The original aim was to keep dividing the list in two, spawning a new Agent/thread to investigate each new list by repeating the splits. This would continue until a match was found or an empty list reached. Not very efficient or elegant, but a way to incorporate an element of concurrency into the kata.
Since Agents can’t call Agents, the first major hurdle I had, I ended up running just two Agents: one to check the left half of the initial list, the other to check the right. The spawning of further Agents was eliminated in favour of an inefficient recursive check of each half of these lists, and so on. I opted to keep this style of checking, to “simulate” what my original implementation would have operated like.
This worked well, but the script would not quit until killed with Control-C. After another search through the book and docs, I found a reference to calling shutdown-agents. This only worked when called at the end of the script, not within the function calling the agents for various reasons.
I also took the opportunity to try and make a little more legible approach, as well as try out the split-at function.
Now I need sleep.
Clojure Kata Two: Karate Chop (Pt. 2)
March 7, 2010
This is the second attempt at a Clojure-based solution to the Karate Chop kata detailed at http://codekata.pragprog.com/2007/01/kata_two_karate.html
Source code is available from BitBucket at http://bitbucket.org/metaljoe/metaljoe_codekata/ and is offered under the liberal MIT License. Since the aim of a kata is to learn and become a better programmer, feedback is always welcome.
Since the previous solution became a recursive one, my aim for this attempt was to work on an iterative implementation. Concerned about the rather ugly feel to the recursive code, I was also looking to produce something a bit more compact, a bit more elegant.
The code actually came to me pretty quickly compared to the first attempt. One advantage is that the problem domain is clearer on the second attempt, my brain has had time to consider the pitfalls and map out a more concise understanding of the problem. The other factor is that writing my own Clojure code, as opposed to quick REPL exploration or fill-in-the-blank exercises, has become more natural. I have begun to start thinking in Clojure. Note that I said “have begun to” – I still have more work to do on that front.

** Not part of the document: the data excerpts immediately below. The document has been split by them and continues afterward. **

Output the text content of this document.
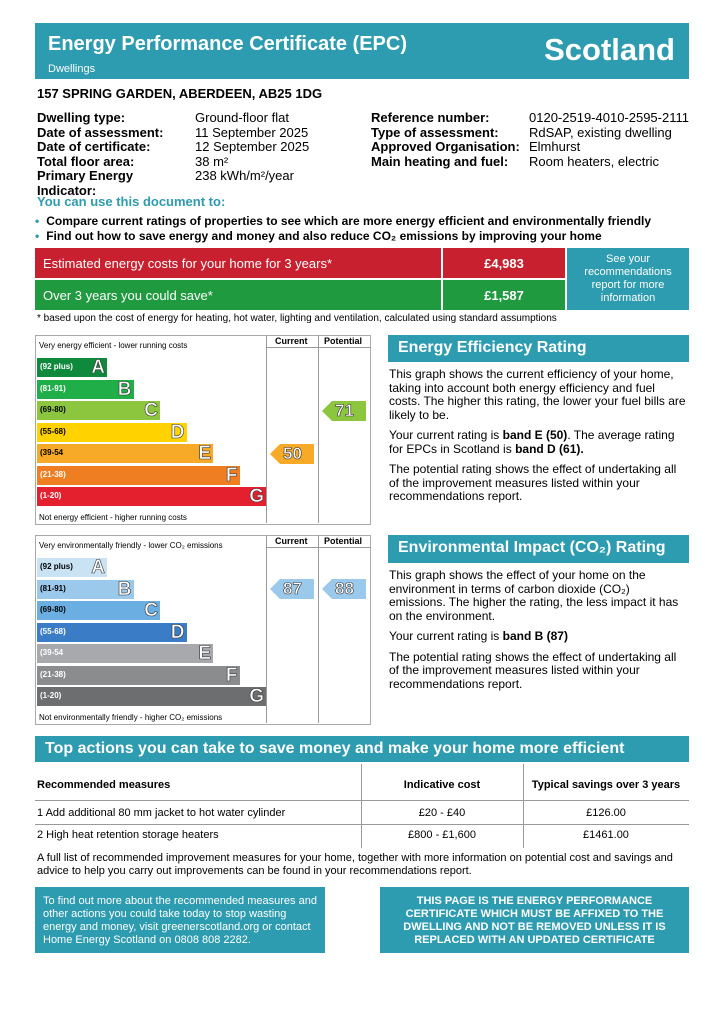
Energy Performance Certificate (EPC)
Dwellings
Scotland
157 SPRING GARDEN, ABERDEEN, AB25 1DG
Dwelling type:	Ground-floor flat
Date of assessment:	11 September 2025
Date of certificate:	12 September 2025
Total floor area:	38 m²
Primary Energy Indicator:
238 kWh/m²/year
Reference number:	0120-2519-4010-2595-2111
Type of assessment:	RdSAP, existing dwelling
Approved Organisation: Elmhurst
Main heating and fuel:	Room heaters, electric
You can use this document to:
• Compare current ratings of properties to see which are more energy efficient and environmentally friendly
• Find out how to save energy and money and also reduce CO₂ emissions by improving your home
Estimated energy costs for your home for 3 years*	£4,983
Over 3 years you could save*	£1,587
See your recommendations report for more information
* based upon the cost of energy for heating, hot water, lighting and ventilation, calculated using standard assumptions
Current Potential
Very energy efficient - lower running costs
Not energy efficient - higher running costs
(92 plus) A
(81-91)	B
(69-80)	C
(55-68)	D
(39-54	E
(21-38)	F
(1-20)	G
50
71
Energy Efficiency Rating

This graph shows the current efficiency of your home, taking into account both energy efficiency and fuel costs. The higher this rating, the lower your fuel bills are likely to be.

Your current rating is band E (50). The average rating for EPCs in Scotland is band D (61).

The potential rating shows the effect of undertaking all of the improvement measures listed within your recommendations report.

Current Potential
Very environmentally friendly - lower CO₂ emissions
Not environmentally friendly - higher CO₂ emissions
(92 plus) A
(81-91)	B
(69-80)	C
(55-68)	D
(39-54	E
(21-38)	F
(1-20)	G
87 88
Environmental Impact (CO₂) Rating

This graph shows the effect of your home on the environment in terms of carbon dioxide (CO₂) emissions. The higher the rating, the less impact it has on the environment.

Your current rating is band B (87)

The potential rating shows the effect of undertaking all of the improvement measures listed within your recommendations report.

Top actions you can take to save money and make your home more efficient
Recommended measures	Indicative cost	Typical savings over 3 years
1 Add additional 80 mm jacket to hot water cylinder	£20 - £40	£126.00
2 High heat retention storage heaters	£800 - £1,600	£1461.00
A full list of recommended improvement measures for your home, together with more information on potential cost and savings and advice to help you carry out improvements can be found in your recommendations report.
To find out more about the recommended measures and other actions you could take today to stop wasting energy and money, visit greenerscotland.org or contact Home Energy Scotland on 0808 808 2282.
THIS PAGE IS THE ENERGY PERFORMANCE CERTIFICATE WHICH MUST BE AFFIXED TO THE DWELLING AND NOT BE REMOVED UNLESS IT IS REPLACED WITH AN UPDATED CERTIFICATE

As far as implementation went, it was pretty smooth until I hit one snag: an infinite loop. It took a while to figure out what was going on, until I spotted a glaring issue. If the slice/partition of the list I’m looking at reaches one element, I check it for a match. If it didn’t match, I would loop around and search it again. An embarrassing newbie error, but a useful mistake to make. I added the appropriate check and all the tests passed.
After completing the implementation I spotted the second mistake when I reviewed the code later on. I was testing for an empty list on each iteration. While it has no impact on the output, it’s an unnecessary check for the implementation – if the list does suddenly become empty, we have bigger problems!

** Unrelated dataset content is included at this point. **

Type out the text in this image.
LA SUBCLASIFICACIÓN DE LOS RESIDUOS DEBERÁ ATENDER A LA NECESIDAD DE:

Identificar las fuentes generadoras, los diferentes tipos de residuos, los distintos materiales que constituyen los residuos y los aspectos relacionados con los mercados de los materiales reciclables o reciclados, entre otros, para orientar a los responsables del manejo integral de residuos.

One thing that did intrigue me was that with almost no effort, the solution was much smaller and more readable than the first approach. I usually find the opposite with recursive versus iterative code, but in the case it’s probably because the problem seems more natural expressed iteratively. Or maybe my recursive approach just sucked 
Here’s the completed algorithm, with tests removed and the code tidied for clarity. See the Mercurial repository at BitBucket for the original source.

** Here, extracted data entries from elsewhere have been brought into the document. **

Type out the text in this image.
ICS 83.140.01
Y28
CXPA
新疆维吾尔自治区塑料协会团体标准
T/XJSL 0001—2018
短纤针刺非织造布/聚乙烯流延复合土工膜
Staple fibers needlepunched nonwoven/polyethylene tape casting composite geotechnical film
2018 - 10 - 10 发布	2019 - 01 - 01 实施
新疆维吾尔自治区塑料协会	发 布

(defn chop [item list] (if (empty? list) -1 (loop [ min 0 mid (quot (count list) 2) max (count list)] (if (= item (get list mid)) mid (if (or (= mid min) (= mid max)) -1 (if (< item (get list mid)) (recur min (quot (+ mid min) 2) mid) ; look left (recur mid (quot (+ mid max) 2) max))))))) ; look right
If I broke my rule to revisit the code, I’d change a few minor things for readability. For example: why did I put those two comments there, and not elsewhere? The loop initialisation looks a bit of a blur at first glance, the or statement might need to be wrapped in an intention-revealing function name. However, the code is good enough for the task at hand and that’s all that really matters.